Wednesday, October 17, 2012

A Race's Place in Space - Ean Dunn

While reading (some of all) of these articles, I found it very cool to see a different side of American sports history that I didn't otherwise know. 

It struck me as funny how in Carroll's 'From Pittsburgh to Chicago' piece he talked about the Chicago American Giants and how corruption ran rampant through the black leagues only because they would let anyone with money come in and sponsor the team.

I also liked how in Wiggins' article, he talked about how black baseball players were like the newspaper, in that the public needed to be ready for such a huge change in the business. This is very true because when Jackie Robinson broke the color barrier, a lot of people were upset. He received enough death threats to make any man go crazy. It is a true statement with anything in life.
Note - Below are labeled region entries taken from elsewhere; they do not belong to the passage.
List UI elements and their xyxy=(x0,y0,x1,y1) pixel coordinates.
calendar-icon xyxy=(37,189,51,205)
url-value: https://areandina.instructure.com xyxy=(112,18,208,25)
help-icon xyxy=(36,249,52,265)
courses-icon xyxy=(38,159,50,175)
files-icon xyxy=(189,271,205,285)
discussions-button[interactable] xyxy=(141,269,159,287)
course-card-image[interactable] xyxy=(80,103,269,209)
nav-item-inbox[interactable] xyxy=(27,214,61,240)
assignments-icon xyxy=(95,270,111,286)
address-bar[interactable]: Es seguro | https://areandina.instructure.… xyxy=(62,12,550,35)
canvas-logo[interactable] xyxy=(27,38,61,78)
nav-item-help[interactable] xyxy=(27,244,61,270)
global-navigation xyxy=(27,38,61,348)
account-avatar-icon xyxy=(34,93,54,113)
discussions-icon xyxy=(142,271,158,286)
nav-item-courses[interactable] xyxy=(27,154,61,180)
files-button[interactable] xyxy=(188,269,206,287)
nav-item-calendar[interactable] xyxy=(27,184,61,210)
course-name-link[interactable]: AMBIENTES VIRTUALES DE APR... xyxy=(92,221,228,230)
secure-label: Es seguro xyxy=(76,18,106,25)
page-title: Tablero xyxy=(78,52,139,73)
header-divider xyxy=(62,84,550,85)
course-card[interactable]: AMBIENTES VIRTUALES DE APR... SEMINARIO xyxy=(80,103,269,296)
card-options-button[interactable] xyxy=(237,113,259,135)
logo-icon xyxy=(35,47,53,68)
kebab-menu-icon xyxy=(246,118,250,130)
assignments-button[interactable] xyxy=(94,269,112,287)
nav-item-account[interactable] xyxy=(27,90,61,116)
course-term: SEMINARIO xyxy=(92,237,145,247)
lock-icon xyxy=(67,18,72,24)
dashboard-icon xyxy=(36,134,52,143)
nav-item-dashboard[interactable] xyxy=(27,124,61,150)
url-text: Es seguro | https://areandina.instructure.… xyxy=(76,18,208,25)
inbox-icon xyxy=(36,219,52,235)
I guarantee that the next major update Facebook makes, people will be going crazy for about 2-3 weeks, then forget about it. So in that regard, sometimes you have to tell the world what they want and what they need. And the world of baseball sure needed Jackie Robinson.
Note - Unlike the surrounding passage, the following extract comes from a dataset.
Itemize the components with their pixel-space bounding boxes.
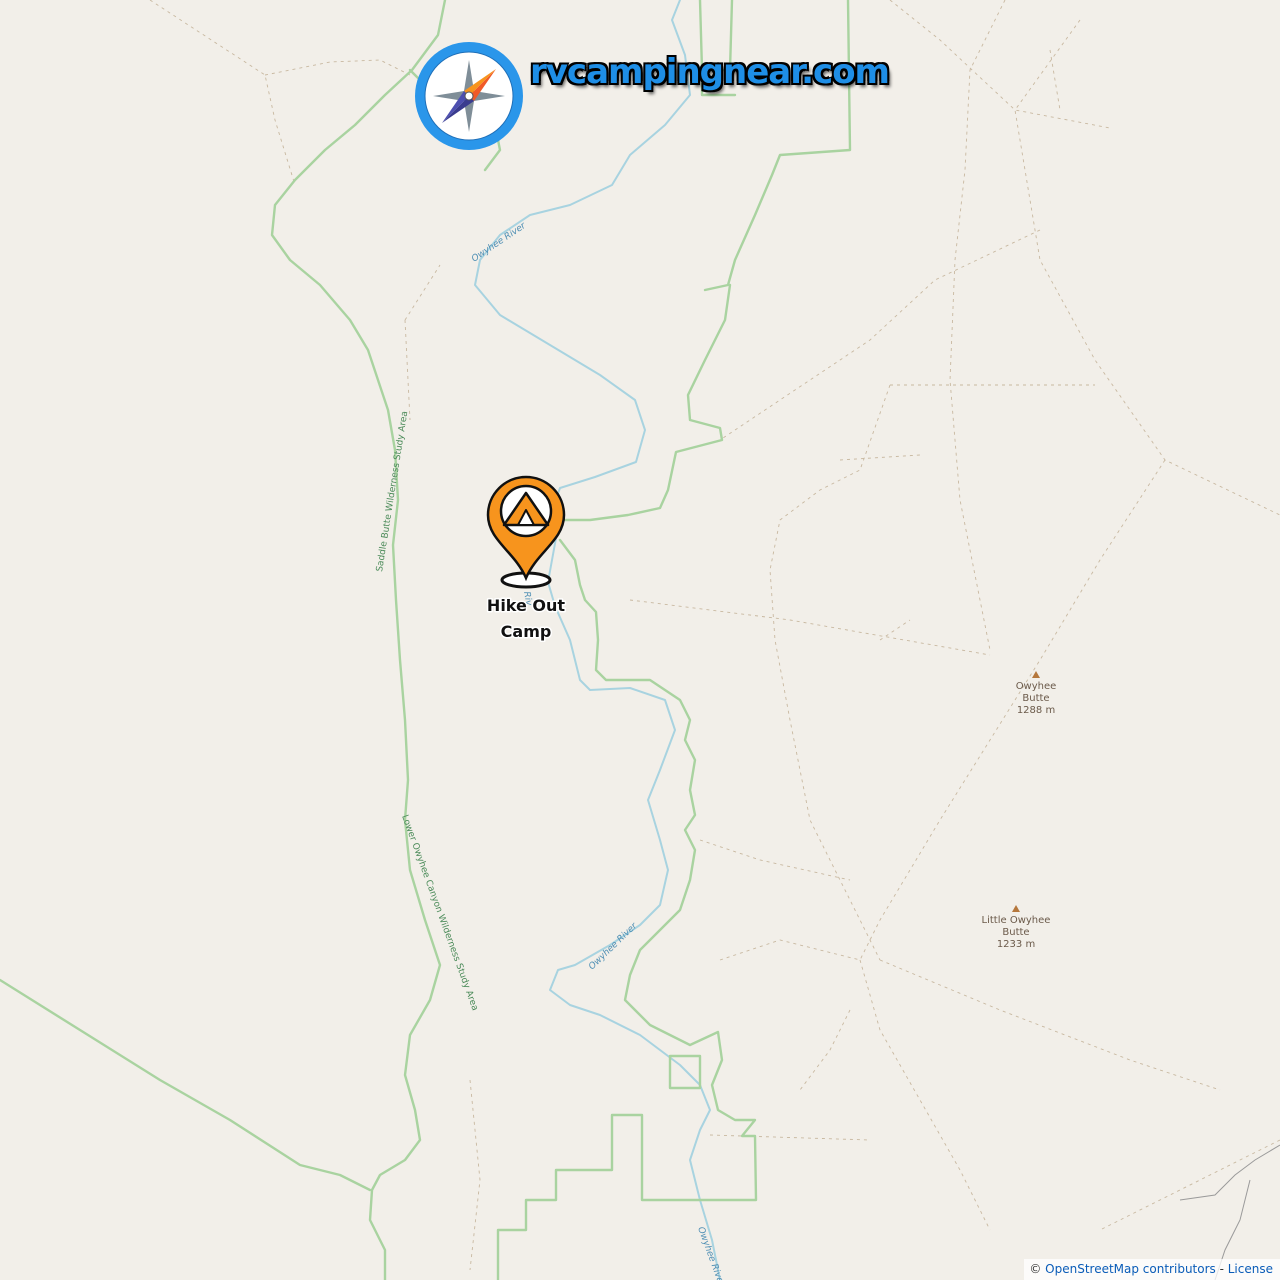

(On a side-note, I looked at his stats, and for a 10-year career, he wasn't astonishing. I think if he had been a white player, he wouldn't even get a sniff at the HOF. But the fact that he was so influential to the sport rightfully outweighed his stats).
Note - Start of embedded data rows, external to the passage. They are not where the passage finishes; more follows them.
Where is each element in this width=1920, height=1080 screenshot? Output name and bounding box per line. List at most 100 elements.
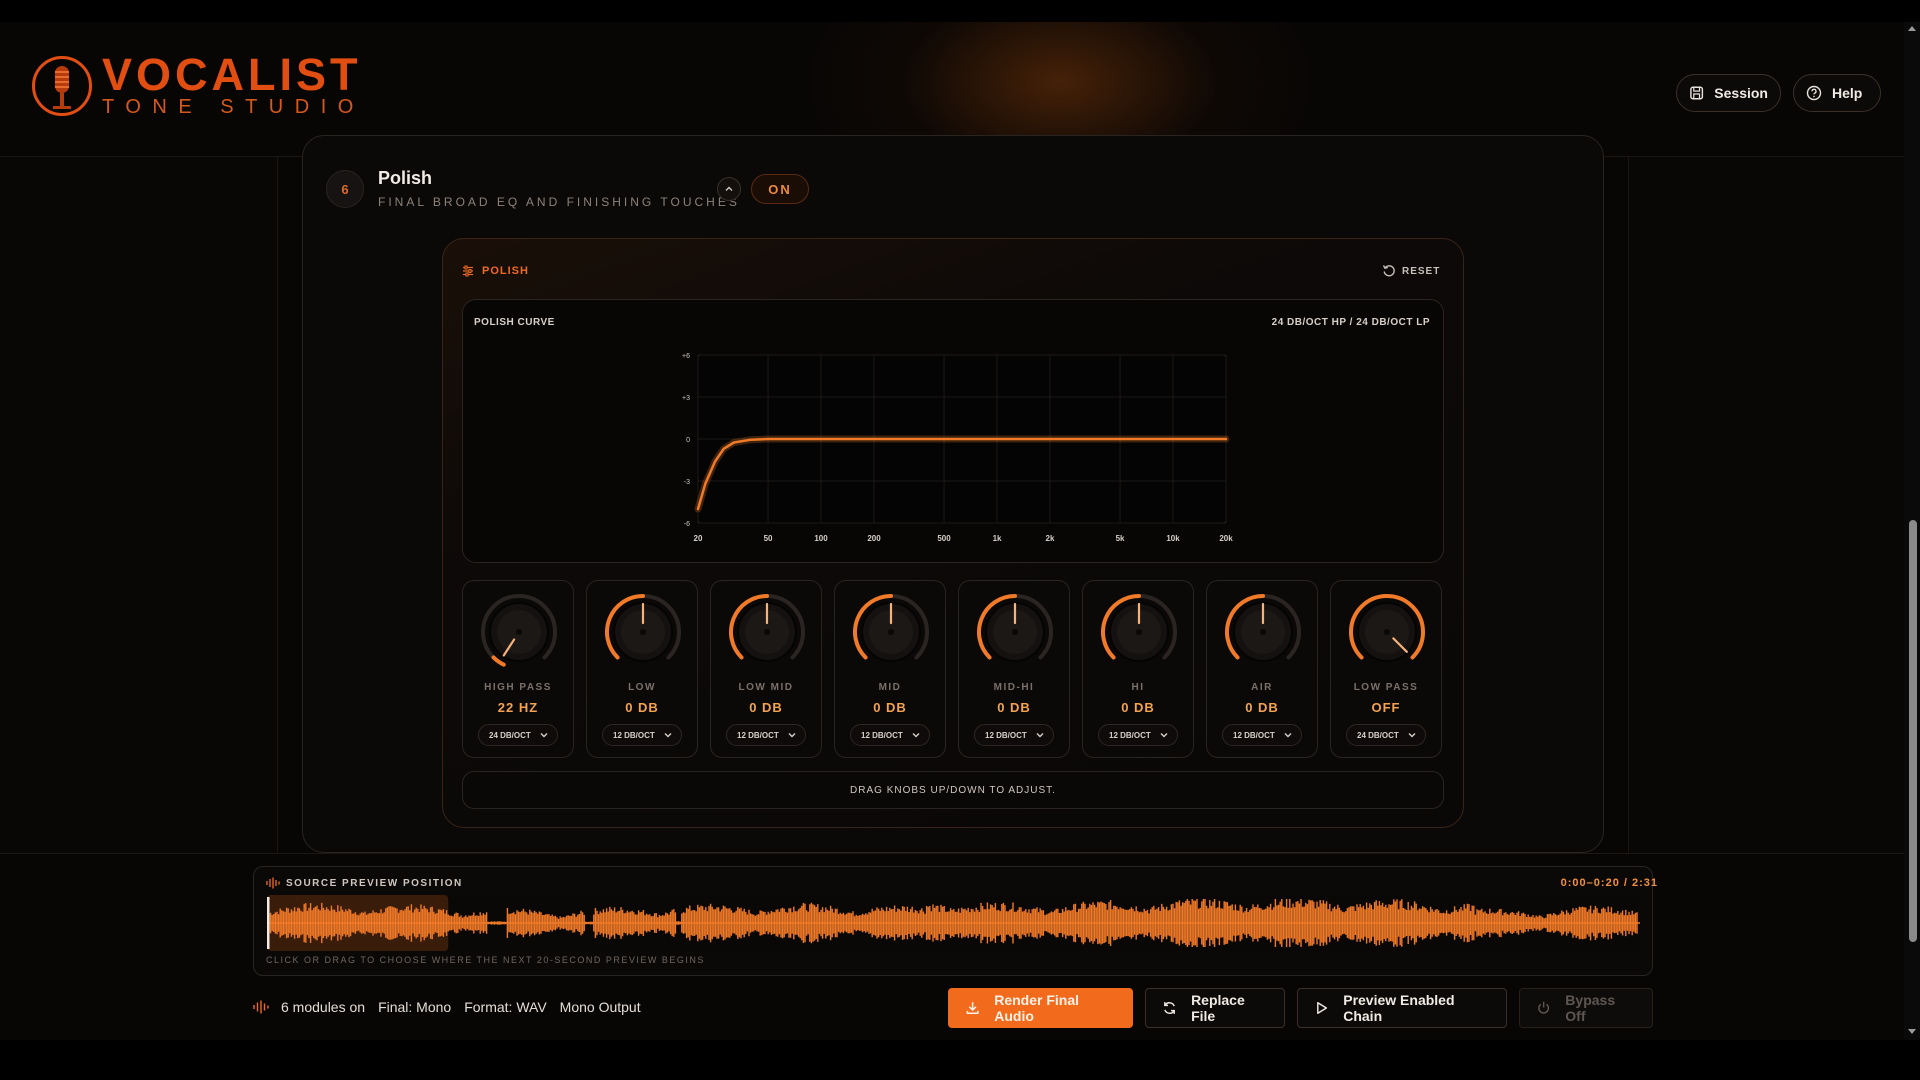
slope-select[interactable]: 12 DB/OCT [726, 724, 806, 746]
bottom-black-bar [0, 1040, 1920, 1080]
chevron-down-icon [540, 733, 548, 738]
status-bar: 6 modules on Final: Mono Format: WAV Mon… [253, 999, 654, 1015]
knob-dial[interactable] [850, 591, 932, 673]
knob-label: HI [1131, 682, 1145, 693]
status-format: Format: WAV [464, 999, 547, 1015]
slope-select[interactable]: 24 DB/OCT [1346, 724, 1426, 746]
curve-title: POLISH CURVE [474, 317, 555, 328]
status-modules: 6 modules on [281, 999, 366, 1015]
y-tick-label: 0 [686, 437, 690, 444]
knob-dial[interactable] [726, 591, 808, 673]
slope-select-value: 12 DB/OCT [613, 730, 655, 740]
x-tick-label: 50 [764, 534, 773, 543]
scroll-down-arrow[interactable] [1908, 1029, 1916, 1034]
status-final: Final: Mono [378, 999, 452, 1015]
y-tick-label: +3 [682, 395, 690, 402]
knob-dial[interactable] [602, 591, 684, 673]
x-tick-label: 20 [694, 534, 703, 543]
y-tick-label: -6 [684, 521, 690, 528]
slope-select-value: 12 DB/OCT [1109, 730, 1151, 740]
x-tick-label: 2k [1046, 534, 1055, 543]
knob-center [1012, 629, 1018, 635]
slope-select[interactable]: 12 DB/OCT [974, 724, 1054, 746]
chevron-down-icon [1036, 733, 1044, 738]
chevron-down-icon [664, 733, 672, 738]
knob-dial[interactable] [974, 591, 1056, 673]
session-button[interactable]: Session [1676, 74, 1781, 112]
knob-center [640, 629, 646, 635]
x-tick-label: 500 [937, 534, 951, 543]
waveform-scrubber[interactable] [267, 895, 1640, 951]
knob-label: LOW PASS [1353, 682, 1419, 693]
reset-label: RESET [1402, 265, 1441, 277]
knob-value: OFF [1371, 700, 1401, 715]
save-icon [1690, 86, 1704, 100]
knob-card: MID 0 DB 12 DB/OCT [834, 580, 946, 758]
right-sidebar [1628, 157, 1904, 853]
knob-center [1260, 629, 1266, 635]
waveform-icon [253, 1000, 269, 1014]
scrollbar-thumb[interactable] [1909, 520, 1917, 942]
reset-button[interactable]: RESET [1382, 264, 1440, 278]
slope-select-value: 12 DB/OCT [1233, 730, 1275, 740]
knob-center [1136, 629, 1142, 635]
x-tick-label: 200 [867, 534, 881, 543]
knob-label: LOW MID [738, 682, 794, 693]
brand-title: VOCALIST [102, 49, 362, 100]
slope-select[interactable]: 24 DB/OCT [478, 724, 558, 746]
slope-select[interactable]: 12 DB/OCT [602, 724, 682, 746]
x-tick-label: 5k [1116, 534, 1125, 543]
knob-dial[interactable] [1098, 591, 1180, 673]
slope-select-value: 24 DB/OCT [489, 730, 531, 740]
slope-select-value: 12 DB/OCT [737, 730, 779, 740]
session-label: Session [1714, 85, 1768, 101]
knob-value: 0 DB [1245, 700, 1279, 715]
waveform-title: SOURCE PREVIEW POSITION [266, 877, 463, 889]
replace-file-button[interactable]: Replace File [1145, 988, 1285, 1028]
knob-dial[interactable] [478, 591, 560, 673]
knob-label: LOW [628, 682, 656, 693]
knob-card: LOW MID 0 DB 12 DB/OCT [710, 580, 822, 758]
x-tick-label: 1k [993, 534, 1002, 543]
knob-card: MID-HI 0 DB 12 DB/OCT [958, 580, 1070, 758]
knob-center [516, 629, 522, 635]
help-icon [1806, 85, 1822, 101]
knob-card: LOW PASS OFF 24 DB/OCT [1330, 580, 1442, 758]
help-button[interactable]: Help [1793, 74, 1881, 112]
knob-value: 0 DB [1121, 700, 1155, 715]
knob-value: 0 DB [625, 700, 659, 715]
chevron-down-icon [1408, 733, 1416, 738]
module-number-badge: 6 [326, 170, 364, 208]
knob-value: 0 DB [873, 700, 907, 715]
knob-dial[interactable] [1346, 591, 1428, 673]
knob-center [1384, 629, 1390, 635]
microphone-icon [32, 56, 92, 116]
y-tick-label: +6 [682, 353, 690, 360]
eq-curve-chart[interactable]: 20 50 100 200 500 1k 2k 5k 10k 20k +6 +3 0 -3 -6 [670, 345, 1240, 545]
render-label: Render Final Audio [994, 992, 1080, 1024]
preview-time-range: 0:00–0:20 / 2:31 [1560, 877, 1658, 889]
slope-select[interactable]: 12 DB/OCT [1098, 724, 1178, 746]
module-title: Polish [378, 168, 433, 188]
play-icon [1317, 1002, 1328, 1014]
scroll-up-arrow[interactable] [1908, 26, 1916, 31]
knob-center [888, 629, 894, 635]
slope-select[interactable]: 12 DB/OCT [1222, 724, 1302, 746]
knob-value: 22 HZ [497, 700, 539, 715]
chevron-down-icon [912, 733, 920, 738]
render-final-audio-button[interactable]: Render Final Audio [948, 988, 1133, 1028]
preview-enabled-chain-button[interactable]: Preview Enabled Chain [1297, 988, 1507, 1028]
slope-select[interactable]: 12 DB/OCT [850, 724, 930, 746]
knob-card: HI 0 DB 12 DB/OCT [1082, 580, 1194, 758]
chevron-down-icon [788, 733, 796, 738]
knob-hint: DRAG KNOBS UP/DOWN TO ADJUST. [462, 771, 1444, 809]
knob-dial[interactable] [1222, 591, 1304, 673]
bypass-toggle-button[interactable]: Bypass Off [1519, 988, 1653, 1028]
module-on-toggle[interactable]: ON [751, 174, 809, 204]
power-icon [1538, 1001, 1550, 1014]
module-subtitle: FINAL BROAD EQ AND FINISHING TOUCHES [378, 195, 740, 209]
knob-label: AIR [1251, 682, 1273, 693]
collapse-button[interactable] [717, 177, 741, 201]
curve-mode: 24 DB/OCT HP / 24 DB/OCT LP [1271, 317, 1430, 328]
brand-logo[interactable]: VOCALIST TONE STUDIO [32, 49, 365, 118]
In regards to "A Perfect Baseball Day", I really enjoyed the idea of a black All-Star type game. It gave fans of black leagues and fans of baseball in general a chance to see that the black leagues, while maybe not as good as the Yankees of the 30's, could still produce some truly fantastic baseball players. It wasn't just a game either, it was a social event that meant something so much more to black people than to baseball fans. It was a way to show they belonged.